The probability of failing is 0.9999, making failure very likely.

  1. If you need a grade of 80% or higher on this quiz to maintain a passing grade, what is the probability of you maintaining that passing grade?
# Calculating 79% of 15 to find q, as 80% still maintains a passing grade
0.79*15
## [1] 11.85
# Using the pbinom function with the "lower.tail = FALSE" argument to find the probability of scoring an 80% or  higher
pbinom(q = 11.85, size = 15, prob = 0.2, lower.tail = FALSE)
## [1] 1.011253e-06

The probability of maintaining a passing grade is 1.011253e-06, or 0.000001011253, which is approximately 0%.

Question 6

Suppose you own a catering company. You hire local college students as servers. Not being the most reliable employees, there is an 80% chance that any one server will actually show up for a scheduled event. For a wedding scheduled on Saturday, you need at least 5 servers.

  1. Suppose you schedule 5 employees, what is the probability that all 5 come to work?
# Using the dbinom function to find the probability of the specific instance where 5/5 employees come to work
dbinom(x = 5, size = 5, prob = 0.8)
## [1] 0.32768

The probability of all 5 employees coming to work is 0.3277.

  1. Suppose you schedule 7 employees, what is the probability that at least 5 come to work?
# Using the pbinom function to find the probability of the specfic instance where at least 5/7 employees come to work
pbinom(q = 4, size = 7, prob = 0.8, lower.tail=FALSE)
## [1] 0.851968

The probability of at least 5 employees out of 7 showing up to work is approximately 0.8520.
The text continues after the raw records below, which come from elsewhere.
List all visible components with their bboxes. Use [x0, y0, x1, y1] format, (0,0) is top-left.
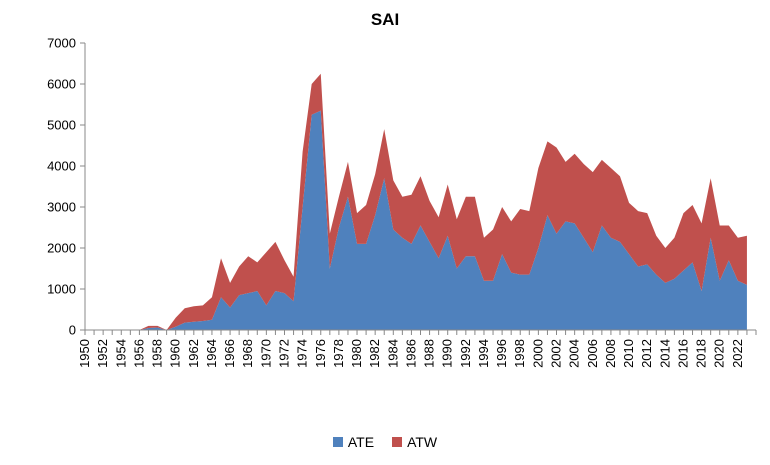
legend-item-ate: ATE: [332, 434, 375, 450]
x-tick-label: 1966: [222, 339, 237, 368]
legend-swatch: [332, 437, 343, 447]
y-tick-label: 4000: [47, 159, 76, 174]
x-tick-label: 2006: [585, 339, 600, 368]
x-tick-label: 1976: [313, 339, 328, 368]
x-tick-label: 2002: [549, 339, 564, 368]
x-tick-label: 1958: [150, 339, 165, 368]
x-tick-label: 2022: [730, 339, 745, 368]
y-tick-label: 3000: [47, 200, 76, 215]
x-tick-label: 2012: [639, 339, 654, 368]
x-tick-label: 1978: [331, 339, 346, 368]
x-tick-label: 2018: [694, 339, 709, 368]
x-tick-label: 1968: [240, 339, 255, 368]
x-tick-label: 2004: [567, 339, 582, 368]
x-tick-label: 1994: [476, 339, 491, 368]
x-tick-label: 2000: [530, 339, 545, 368]
y-tick-label: 5000: [47, 118, 76, 133]
x-tick-label: 1952: [95, 339, 110, 368]
y-tick-label: 0: [69, 323, 76, 338]
y-tick-label: 1000: [47, 282, 76, 297]
series-area-atw: [85, 73, 747, 330]
y-tick-label: 6000: [47, 77, 76, 92]
x-tick-label: 1988: [422, 339, 437, 368]
x-tick-label: 1998: [512, 339, 527, 368]
x-tick-label: 1954: [113, 339, 128, 368]
legend-label: ATW: [407, 434, 438, 450]
x-tick-label: 1990: [440, 339, 455, 368]
x-tick-label: 2016: [675, 339, 690, 368]
x-tick-label: 1956: [131, 339, 146, 368]
y-tick-label: 2000: [47, 241, 76, 256]
legend-swatch: [392, 437, 403, 447]
x-tick-label: 1992: [458, 339, 473, 368]
x-tick-label: 1982: [367, 339, 382, 368]
x-tick-label: 1970: [258, 339, 273, 368]
x-tick-label: 1974: [295, 339, 310, 368]
legend: ATE ATW: [0, 434, 770, 450]
x-tick-label: 2020: [712, 339, 727, 368]
x-tick-label: 2014: [657, 339, 672, 368]
x-tick-label: 2010: [621, 339, 636, 368]
x-tick-label: 1964: [204, 339, 219, 368]
x-tick-label: 1984: [385, 339, 400, 368]
y-tick-label: 7000: [47, 36, 76, 51]
x-tick-label: 1960: [168, 339, 183, 368]
x-tick-label: 1950: [77, 339, 92, 368]
legend-label: ATE: [347, 434, 375, 450]
legend-item-atw: ATW: [392, 434, 437, 450]
x-tick-label: 1996: [494, 339, 509, 368]
chart-title: SAI: [370, 10, 400, 29]
x-tick-label: 1980: [349, 339, 364, 368]
series-area-ate: [85, 110, 747, 331]
x-tick-label: 1972: [276, 339, 291, 368]
x-tick-label: 1962: [186, 339, 201, 368]
x-tick-label: 2008: [603, 339, 618, 368]
area-layer: [85, 73, 747, 331]
x-tick-label: 1986: [403, 339, 418, 368]
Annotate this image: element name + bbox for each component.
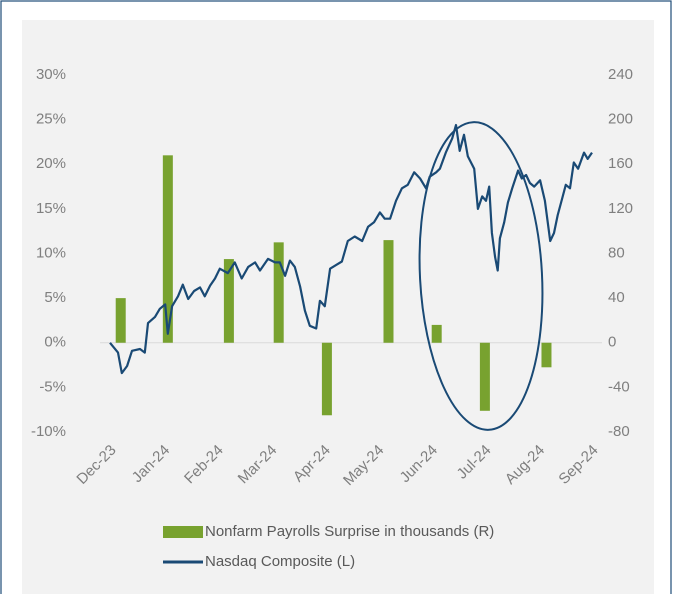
- y2-tick-label: -80: [608, 423, 630, 440]
- y2-tick-label: 120: [608, 200, 633, 217]
- bar: [541, 342, 552, 368]
- y-tick-label: 0%: [44, 334, 66, 351]
- bar: [115, 298, 126, 343]
- y-tick-label: 30%: [36, 66, 66, 83]
- y-tick-label: -5%: [39, 378, 66, 395]
- y2-tick-label: 160: [608, 155, 633, 172]
- panel: [22, 20, 654, 594]
- y-tick-label: 5%: [44, 289, 66, 306]
- y-tick-label: -10%: [31, 423, 66, 440]
- bar: [479, 342, 490, 411]
- y2-tick-label: 0: [608, 334, 616, 351]
- y2-tick-label: 80: [608, 244, 625, 261]
- y2-tick-label: 240: [608, 66, 633, 83]
- bar: [431, 324, 442, 343]
- bar: [223, 259, 234, 343]
- bar: [383, 240, 394, 343]
- highlight-ellipse: [418, 121, 544, 431]
- legend-label: Nonfarm Payrolls Surprise in thousands (…: [205, 523, 494, 540]
- y2-tick-label: 200: [608, 111, 633, 128]
- bar: [321, 342, 332, 416]
- legend-swatch: [163, 526, 203, 538]
- y2-tick-label: -40: [608, 378, 630, 395]
- y-tick-label: 25%: [36, 111, 66, 128]
- legend-label: Nasdaq Composite (L): [205, 553, 355, 570]
- y-tick-label: 15%: [36, 200, 66, 217]
- line: [109, 123, 593, 375]
- y-tick-label: 10%: [36, 244, 66, 261]
- bar: [273, 242, 284, 343]
- y2-tick-label: 40: [608, 289, 625, 306]
- bar: [162, 155, 173, 343]
- y-tick-label: 20%: [36, 155, 66, 172]
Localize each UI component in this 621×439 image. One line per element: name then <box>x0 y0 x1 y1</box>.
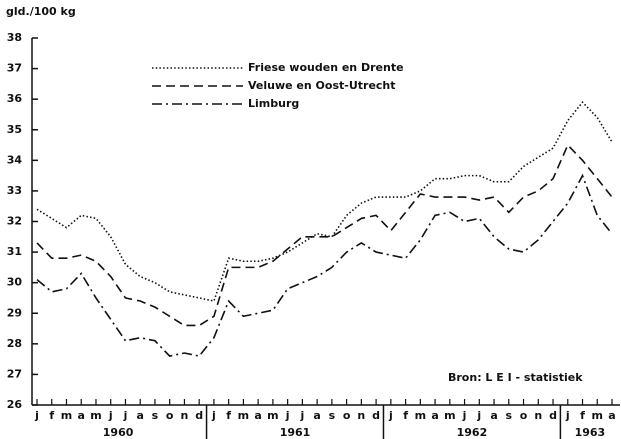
x-tick-label: m <box>267 409 278 422</box>
y-axis-label: gld./100 kg <box>6 5 76 18</box>
legend-label: Veluwe en Oost-Utrecht <box>248 79 396 92</box>
x-tick-label: s <box>329 409 336 422</box>
x-tick-label: d <box>549 409 557 422</box>
x-tick-label: a <box>136 409 143 422</box>
x-tick-label: d <box>372 409 380 422</box>
x-tick-label: f <box>580 409 585 422</box>
x-tick-label: j <box>285 409 290 422</box>
y-tick-label: 35 <box>7 123 22 136</box>
x-tick-label: a <box>254 409 261 422</box>
x-tick-label: j <box>388 409 393 422</box>
x-tick-label: j <box>462 409 467 422</box>
x-tick-label: a <box>431 409 438 422</box>
x-tick-label: s <box>152 409 159 422</box>
x-tick-label: j <box>108 409 113 422</box>
y-tick-label: 34 <box>7 153 23 166</box>
y-tick-label: 32 <box>7 215 22 228</box>
legend-label: Friese wouden en Drente <box>248 61 404 74</box>
x-tick-label: j <box>123 409 128 422</box>
x-tick-label: j <box>565 409 570 422</box>
x-tick-label: j <box>211 409 216 422</box>
x-tick-label: o <box>166 409 174 422</box>
x-tick-label: m <box>90 409 101 422</box>
source-note: Bron: L E I - statistiek <box>448 371 583 384</box>
x-tick-label: a <box>608 409 615 422</box>
x-tick-label: d <box>195 409 203 422</box>
y-tick-label: 30 <box>7 276 23 289</box>
x-group-label: 1961 <box>280 426 311 439</box>
y-tick-label: 31 <box>7 245 22 258</box>
x-tick-label: m <box>444 409 455 422</box>
y-tick-label: 33 <box>7 184 22 197</box>
y-tick-label: 37 <box>7 62 22 75</box>
x-tick-label: m <box>238 409 249 422</box>
x-tick-label: m <box>592 409 603 422</box>
series-line <box>36 173 613 357</box>
y-tick-label: 38 <box>7 31 22 44</box>
x-tick-label: a <box>313 409 320 422</box>
series-line <box>36 101 613 302</box>
x-tick-label: j <box>476 409 481 422</box>
x-tick-label: o <box>520 409 528 422</box>
x-tick-label: a <box>78 409 85 422</box>
x-group-label: 1962 <box>457 426 488 439</box>
y-tick-label: 36 <box>7 92 23 105</box>
x-tick-label: n <box>357 409 365 422</box>
x-tick-label: m <box>415 409 426 422</box>
x-tick-label: m <box>61 409 72 422</box>
x-tick-label: j <box>34 409 39 422</box>
x-tick-label: f <box>49 409 54 422</box>
x-tick-label: j <box>299 409 304 422</box>
x-tick-label: o <box>343 409 351 422</box>
x-tick-label: n <box>534 409 542 422</box>
y-tick-label: 28 <box>7 337 22 350</box>
x-tick-label: f <box>226 409 231 422</box>
x-tick-label: s <box>506 409 513 422</box>
y-tick-label: 27 <box>7 367 22 380</box>
x-tick-label: f <box>403 409 408 422</box>
x-group-label: 1963 <box>575 426 606 439</box>
y-tick-label: 26 <box>7 398 23 411</box>
x-group-label: 1960 <box>103 426 134 439</box>
x-tick-label: a <box>490 409 497 422</box>
series-line <box>36 143 613 327</box>
legend-label: Limburg <box>248 97 299 110</box>
y-tick-label: 29 <box>7 306 22 319</box>
x-tick-label: n <box>181 409 189 422</box>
  1. It is really important that you have at least 5 servers show up! How many employees should you schedule in order to be 99% confident that at least 5 show up? Hint: there is no single formula for the answer here, so maybe use some kind of trial and error method.
# Knowing that scheduling 7 people only gives us about an 85% chance of having five people show up and knowing I need that 85 to be a 99, I tried a few more numbers. For example, what if we schedule 8, 9, or 10 people?
pbinom(4, 8, 0.8, lower.tail = FALSE)
## [1] 0.9437184
pbinom(4, 9, 0.8, lower.tail = FALSE)
## [1] 0.9804186
pbinom(4, 10, 0.8, lower.tail = FALSE)
## [1] 0.9936306

In order to be 99% confident that at least five people show up, ten employees will have to be scheduled.

Question 7

  1. Generate a random sample of 10,000 numbers from a normal distribution with mean of 51 and standard deviation of 7. Store that data in object called rand_nums.
rand_nums <- round(rnorm(10000, 51, 7))
  1. Create a histogram of that random sample.
hist(rand_nums)

Question 8

  1. How many values in your rand_nums vector are below 40?
# use the pnorm function
pnorm(40, mean = 51, sd = 7)
## [1] 0.05804157

The number of values in the my rand_nums that are below 40 is 0.05804157 or 5.8%

  1. For a theoretical normal distribution, how many of those 10,000 values would you expect to be below 40?
pnorm(10000, mean = 51, sd = 7)
## [1] 1

The 10000 values that I xpect to be below 40 is 1

  1. Is your answer in part a reasonably close to your answer in part b? yes.